En 2016 conoció personalmente a Cristina Fernández. La ex senadora Teresa García le pasó un llamado de la ex presidenta, que le consultaba sobre la presentación de una cautelar. Mauricio Macri empezaba su gobierno y el kirchnerismo se sentía perseguido. “Al poquito tiempo viajé a Río Gallegos a verla. Mi entrada a su casa fue gloriosa. Me saqué el tapado con mucha brutalidad y tiré una estatua de alambre que había hecho Florencia. ‘Si se rompió Flor me mata’, me dijo, pero no se rompió”, ríe.
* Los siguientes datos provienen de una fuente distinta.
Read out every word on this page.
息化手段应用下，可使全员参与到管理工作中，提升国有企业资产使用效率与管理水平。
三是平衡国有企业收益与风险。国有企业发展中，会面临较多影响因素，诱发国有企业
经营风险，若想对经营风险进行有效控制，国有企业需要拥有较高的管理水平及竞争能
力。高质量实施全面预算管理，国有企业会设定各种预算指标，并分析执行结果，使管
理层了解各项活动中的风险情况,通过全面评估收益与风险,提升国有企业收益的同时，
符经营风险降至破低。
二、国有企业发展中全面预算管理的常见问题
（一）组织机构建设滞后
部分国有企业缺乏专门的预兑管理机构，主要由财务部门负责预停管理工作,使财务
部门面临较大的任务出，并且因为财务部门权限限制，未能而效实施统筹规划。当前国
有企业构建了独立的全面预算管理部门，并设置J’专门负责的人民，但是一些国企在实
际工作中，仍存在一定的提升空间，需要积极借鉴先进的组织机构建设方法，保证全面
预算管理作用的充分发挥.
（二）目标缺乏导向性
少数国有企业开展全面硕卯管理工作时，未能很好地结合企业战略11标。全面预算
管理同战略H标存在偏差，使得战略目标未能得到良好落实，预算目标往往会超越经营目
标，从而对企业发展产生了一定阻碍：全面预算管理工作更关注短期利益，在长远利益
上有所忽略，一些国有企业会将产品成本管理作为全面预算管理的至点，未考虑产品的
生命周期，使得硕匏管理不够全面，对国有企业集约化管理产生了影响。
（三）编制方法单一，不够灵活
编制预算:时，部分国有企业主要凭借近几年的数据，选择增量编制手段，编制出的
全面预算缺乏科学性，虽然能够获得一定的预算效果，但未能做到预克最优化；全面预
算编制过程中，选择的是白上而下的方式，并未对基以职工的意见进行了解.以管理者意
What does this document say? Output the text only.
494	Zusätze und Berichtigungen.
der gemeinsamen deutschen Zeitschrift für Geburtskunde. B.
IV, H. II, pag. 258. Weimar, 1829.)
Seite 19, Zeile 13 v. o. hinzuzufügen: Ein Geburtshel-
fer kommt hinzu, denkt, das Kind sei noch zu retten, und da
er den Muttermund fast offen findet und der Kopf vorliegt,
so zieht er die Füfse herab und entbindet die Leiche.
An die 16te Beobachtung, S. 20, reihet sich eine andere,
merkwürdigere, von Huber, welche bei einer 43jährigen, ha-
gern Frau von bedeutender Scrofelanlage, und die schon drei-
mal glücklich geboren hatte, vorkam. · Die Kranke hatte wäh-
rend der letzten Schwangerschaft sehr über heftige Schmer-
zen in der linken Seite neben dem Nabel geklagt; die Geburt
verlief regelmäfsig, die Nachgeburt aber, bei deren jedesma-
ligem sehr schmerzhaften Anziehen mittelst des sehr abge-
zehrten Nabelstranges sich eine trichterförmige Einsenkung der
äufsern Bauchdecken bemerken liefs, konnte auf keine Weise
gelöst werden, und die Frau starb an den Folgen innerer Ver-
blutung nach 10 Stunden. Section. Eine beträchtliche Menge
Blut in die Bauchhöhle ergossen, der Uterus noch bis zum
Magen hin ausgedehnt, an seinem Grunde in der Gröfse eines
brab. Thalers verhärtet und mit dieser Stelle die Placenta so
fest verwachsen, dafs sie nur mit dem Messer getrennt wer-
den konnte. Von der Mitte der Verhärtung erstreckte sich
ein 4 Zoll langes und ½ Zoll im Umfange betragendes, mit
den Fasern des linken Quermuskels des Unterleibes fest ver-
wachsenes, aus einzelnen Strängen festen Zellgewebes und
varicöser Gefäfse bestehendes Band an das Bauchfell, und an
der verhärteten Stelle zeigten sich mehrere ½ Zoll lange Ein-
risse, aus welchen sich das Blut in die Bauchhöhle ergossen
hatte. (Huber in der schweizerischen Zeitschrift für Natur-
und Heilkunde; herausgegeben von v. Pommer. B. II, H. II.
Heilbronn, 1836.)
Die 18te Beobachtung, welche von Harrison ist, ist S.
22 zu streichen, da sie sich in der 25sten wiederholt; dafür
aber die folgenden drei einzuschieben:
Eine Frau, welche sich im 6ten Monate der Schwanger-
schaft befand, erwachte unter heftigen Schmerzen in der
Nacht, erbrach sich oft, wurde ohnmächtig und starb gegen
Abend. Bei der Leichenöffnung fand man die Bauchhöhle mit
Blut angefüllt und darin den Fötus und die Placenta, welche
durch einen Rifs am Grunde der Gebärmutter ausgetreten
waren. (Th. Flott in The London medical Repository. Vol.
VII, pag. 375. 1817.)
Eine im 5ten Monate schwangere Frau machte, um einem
Graciana se sintió kirchnerista desde el discurso de asunción, aquel en el que el patagónico dijo que no pensaba dejar sus convicciones en la puerta de la Casa Rosada. “Me cautivó sobre todo que al salir a saludar a la Plaza se hubiera golpeado con la cámara de un fotógrafo. De pronto el Presidente ya no era un tipo lejano, ¡era alguien torpe como yo!”, exclama.
Pero no parece solo eso. La aparición política de los Kirchner fue aire nuevo para la familia Peñafort Colombi. Como abrir una ventana en un lugar cerrado durante décadas: “Cuando Néstor descolgó el cuadro de Videla en la ESMA sentí que lo que era un secreto en mi familia ya no lo era más. Y fue así, recién ahí, cuando volvieron los juicios, que pude hablar con mi papá de mi militancia y de lo que pasó en 1976. Se bajó el cuadro y se levantó la veda”, relata.